"YOU CANNOT BE SERIOUS!"
If you don't know anything about John McEnroe, well you've probably been living under a rock. If you do know something about "Johnny Mac" (and I do), well 2022's McEnroe isn't gonna reinvent the wheel in terms of insight via the tennis great. Yeah we know he got mad and irate on the court. Yeah we know about his rivalry with Bjorn Borg and his friendship with the late Vitas Gerulaitis. Yeah we know that he plays a mean guitar and is a lifelong New Yorker. Now let's see how the whole shebang is handed out shall we.
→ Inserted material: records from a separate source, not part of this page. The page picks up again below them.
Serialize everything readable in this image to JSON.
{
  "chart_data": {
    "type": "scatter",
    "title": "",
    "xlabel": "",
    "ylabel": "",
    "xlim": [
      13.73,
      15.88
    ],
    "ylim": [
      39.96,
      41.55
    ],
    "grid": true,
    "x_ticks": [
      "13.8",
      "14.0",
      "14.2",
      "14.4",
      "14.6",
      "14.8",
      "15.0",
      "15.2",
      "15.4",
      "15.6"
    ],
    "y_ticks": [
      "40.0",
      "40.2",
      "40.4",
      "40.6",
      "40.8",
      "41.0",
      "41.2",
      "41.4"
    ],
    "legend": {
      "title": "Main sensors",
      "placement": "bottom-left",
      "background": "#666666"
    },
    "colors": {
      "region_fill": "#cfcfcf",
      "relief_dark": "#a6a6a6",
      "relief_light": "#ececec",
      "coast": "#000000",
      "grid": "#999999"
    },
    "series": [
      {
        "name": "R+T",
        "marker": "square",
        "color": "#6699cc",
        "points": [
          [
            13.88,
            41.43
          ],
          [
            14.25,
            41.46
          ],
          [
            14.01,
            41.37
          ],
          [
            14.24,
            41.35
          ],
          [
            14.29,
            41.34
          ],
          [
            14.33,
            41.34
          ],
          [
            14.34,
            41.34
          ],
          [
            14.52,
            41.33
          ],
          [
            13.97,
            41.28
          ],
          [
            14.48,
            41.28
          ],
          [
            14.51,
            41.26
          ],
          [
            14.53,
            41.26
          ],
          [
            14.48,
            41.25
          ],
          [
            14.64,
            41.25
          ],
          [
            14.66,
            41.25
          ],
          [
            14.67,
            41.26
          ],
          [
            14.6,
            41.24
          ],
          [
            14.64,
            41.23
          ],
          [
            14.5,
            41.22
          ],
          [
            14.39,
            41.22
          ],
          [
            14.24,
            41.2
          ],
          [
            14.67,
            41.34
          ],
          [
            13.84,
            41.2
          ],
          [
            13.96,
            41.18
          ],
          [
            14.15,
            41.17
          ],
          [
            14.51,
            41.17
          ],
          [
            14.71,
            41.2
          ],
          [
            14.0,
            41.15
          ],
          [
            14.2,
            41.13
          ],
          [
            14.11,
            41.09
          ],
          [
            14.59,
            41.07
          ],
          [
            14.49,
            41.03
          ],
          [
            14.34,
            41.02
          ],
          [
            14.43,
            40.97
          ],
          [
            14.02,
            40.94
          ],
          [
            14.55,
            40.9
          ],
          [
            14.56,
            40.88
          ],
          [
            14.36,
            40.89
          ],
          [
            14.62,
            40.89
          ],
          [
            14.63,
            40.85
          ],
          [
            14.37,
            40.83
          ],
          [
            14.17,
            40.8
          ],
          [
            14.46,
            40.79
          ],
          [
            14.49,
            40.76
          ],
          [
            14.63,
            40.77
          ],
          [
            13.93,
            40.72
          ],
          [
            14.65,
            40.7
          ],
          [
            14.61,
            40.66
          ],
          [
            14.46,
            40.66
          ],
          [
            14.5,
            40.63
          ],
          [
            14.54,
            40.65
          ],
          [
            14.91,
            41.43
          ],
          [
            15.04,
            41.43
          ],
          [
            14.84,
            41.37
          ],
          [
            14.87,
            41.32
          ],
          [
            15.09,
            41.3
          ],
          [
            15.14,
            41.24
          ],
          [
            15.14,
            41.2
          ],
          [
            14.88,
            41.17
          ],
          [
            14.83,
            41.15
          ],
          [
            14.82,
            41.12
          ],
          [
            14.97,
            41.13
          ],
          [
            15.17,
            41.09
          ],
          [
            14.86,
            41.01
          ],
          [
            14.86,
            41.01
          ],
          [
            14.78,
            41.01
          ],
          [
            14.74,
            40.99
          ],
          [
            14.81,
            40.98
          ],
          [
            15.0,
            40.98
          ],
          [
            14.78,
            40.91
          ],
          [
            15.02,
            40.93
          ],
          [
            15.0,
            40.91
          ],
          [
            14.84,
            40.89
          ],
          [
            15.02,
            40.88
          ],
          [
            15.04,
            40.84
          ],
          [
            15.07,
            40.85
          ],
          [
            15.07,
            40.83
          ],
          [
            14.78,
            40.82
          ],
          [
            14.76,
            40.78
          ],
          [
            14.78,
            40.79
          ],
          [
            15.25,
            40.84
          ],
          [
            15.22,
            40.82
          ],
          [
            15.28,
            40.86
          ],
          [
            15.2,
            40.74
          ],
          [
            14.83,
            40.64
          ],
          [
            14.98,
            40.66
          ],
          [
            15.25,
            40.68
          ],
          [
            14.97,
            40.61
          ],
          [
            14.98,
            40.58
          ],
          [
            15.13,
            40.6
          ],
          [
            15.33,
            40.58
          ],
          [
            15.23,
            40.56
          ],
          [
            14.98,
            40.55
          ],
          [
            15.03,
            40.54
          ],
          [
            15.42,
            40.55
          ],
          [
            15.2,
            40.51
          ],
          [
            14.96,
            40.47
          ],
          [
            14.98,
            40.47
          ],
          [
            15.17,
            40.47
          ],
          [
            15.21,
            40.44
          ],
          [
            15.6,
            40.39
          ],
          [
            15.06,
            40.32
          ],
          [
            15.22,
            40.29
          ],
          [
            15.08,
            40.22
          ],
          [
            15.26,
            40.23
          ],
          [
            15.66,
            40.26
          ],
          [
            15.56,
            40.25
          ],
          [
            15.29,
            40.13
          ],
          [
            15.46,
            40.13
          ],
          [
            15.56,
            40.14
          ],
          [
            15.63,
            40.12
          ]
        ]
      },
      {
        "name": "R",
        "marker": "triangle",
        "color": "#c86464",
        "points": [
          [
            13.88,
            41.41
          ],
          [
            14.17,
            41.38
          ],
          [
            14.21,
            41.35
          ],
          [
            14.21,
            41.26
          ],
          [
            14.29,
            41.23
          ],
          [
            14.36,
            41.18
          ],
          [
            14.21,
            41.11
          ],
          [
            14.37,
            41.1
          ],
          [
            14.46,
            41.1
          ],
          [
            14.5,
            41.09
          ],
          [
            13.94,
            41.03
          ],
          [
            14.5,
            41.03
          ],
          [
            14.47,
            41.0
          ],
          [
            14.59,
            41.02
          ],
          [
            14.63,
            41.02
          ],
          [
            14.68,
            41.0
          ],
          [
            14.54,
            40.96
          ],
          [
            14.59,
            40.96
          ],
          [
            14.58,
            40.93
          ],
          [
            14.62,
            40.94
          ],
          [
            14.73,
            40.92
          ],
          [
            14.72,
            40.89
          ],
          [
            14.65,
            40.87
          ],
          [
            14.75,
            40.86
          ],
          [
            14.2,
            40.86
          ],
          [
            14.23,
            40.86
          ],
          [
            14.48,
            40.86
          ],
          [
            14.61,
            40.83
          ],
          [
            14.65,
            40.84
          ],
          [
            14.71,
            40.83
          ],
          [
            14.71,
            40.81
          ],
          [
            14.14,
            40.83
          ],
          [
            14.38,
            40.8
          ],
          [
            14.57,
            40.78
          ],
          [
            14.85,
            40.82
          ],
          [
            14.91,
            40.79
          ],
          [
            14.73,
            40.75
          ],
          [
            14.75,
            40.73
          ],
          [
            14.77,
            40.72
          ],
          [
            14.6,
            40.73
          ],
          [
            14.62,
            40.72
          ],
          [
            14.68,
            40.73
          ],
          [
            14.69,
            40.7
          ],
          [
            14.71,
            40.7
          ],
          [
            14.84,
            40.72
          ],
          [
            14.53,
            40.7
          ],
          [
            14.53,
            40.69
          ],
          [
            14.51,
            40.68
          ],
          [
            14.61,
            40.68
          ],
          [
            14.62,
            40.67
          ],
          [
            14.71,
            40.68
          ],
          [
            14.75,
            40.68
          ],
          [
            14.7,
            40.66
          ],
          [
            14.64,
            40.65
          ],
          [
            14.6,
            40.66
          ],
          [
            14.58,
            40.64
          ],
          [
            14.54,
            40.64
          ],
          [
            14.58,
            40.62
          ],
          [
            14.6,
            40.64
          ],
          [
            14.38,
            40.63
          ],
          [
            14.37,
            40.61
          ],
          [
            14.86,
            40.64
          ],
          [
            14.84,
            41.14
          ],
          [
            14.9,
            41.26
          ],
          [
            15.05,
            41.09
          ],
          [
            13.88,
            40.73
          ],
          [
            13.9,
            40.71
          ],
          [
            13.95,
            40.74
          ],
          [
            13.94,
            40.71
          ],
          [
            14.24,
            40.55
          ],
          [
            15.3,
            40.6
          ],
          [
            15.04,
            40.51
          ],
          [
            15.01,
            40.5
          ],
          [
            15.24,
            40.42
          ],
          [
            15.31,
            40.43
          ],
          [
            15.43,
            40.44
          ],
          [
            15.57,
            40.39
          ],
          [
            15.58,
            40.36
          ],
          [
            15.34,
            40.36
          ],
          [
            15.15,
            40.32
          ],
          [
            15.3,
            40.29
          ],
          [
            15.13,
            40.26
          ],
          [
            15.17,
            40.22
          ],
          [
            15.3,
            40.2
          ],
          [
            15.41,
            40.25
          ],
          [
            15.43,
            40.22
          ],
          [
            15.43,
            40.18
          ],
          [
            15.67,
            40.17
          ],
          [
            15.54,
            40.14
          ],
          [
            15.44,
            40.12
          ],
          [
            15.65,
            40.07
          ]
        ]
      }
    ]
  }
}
So yeah, McEnroe is almost like a bullet point presentation that's chronological and la-di-da in its approach. The actual John McEnroe would never admit to it but his whole presence here verges on self-serving (no pun intended). But wait, I digress. McEnroe is expertly filmed by Barney Douglas and that's from a look and interview standpoint. Douglas goes for the 70s grain approach, showing rough cut archive footage that feels like you've entered a freaking time machine. McEnroe bleeds nostalgia when tennis was at its peak. It's all about the headbands, the wooden rackets, the rock 'n' roller, tennis line of action. John McEnroe was truly um, John McEn-fro. Natch.
McEnroe's hook is that it paints John as a regular Joe, a sort of mere mortal who still puts his pants on one leg at a time. I mean why else would a film crew follow him in present day, roaming the outskirts of New York City in the middle of the night. Uncanny. McEnroe also gives us probes of John McEnroe's inner circle that are candid and raw. The camera sort of peeks in when it knows it shouldn't. I can dig it. Overall, McEnroe is a documentary of a tennis legend that's an exercise in well worn style. It's worth recommending even though we've seen this net corded rodeo before.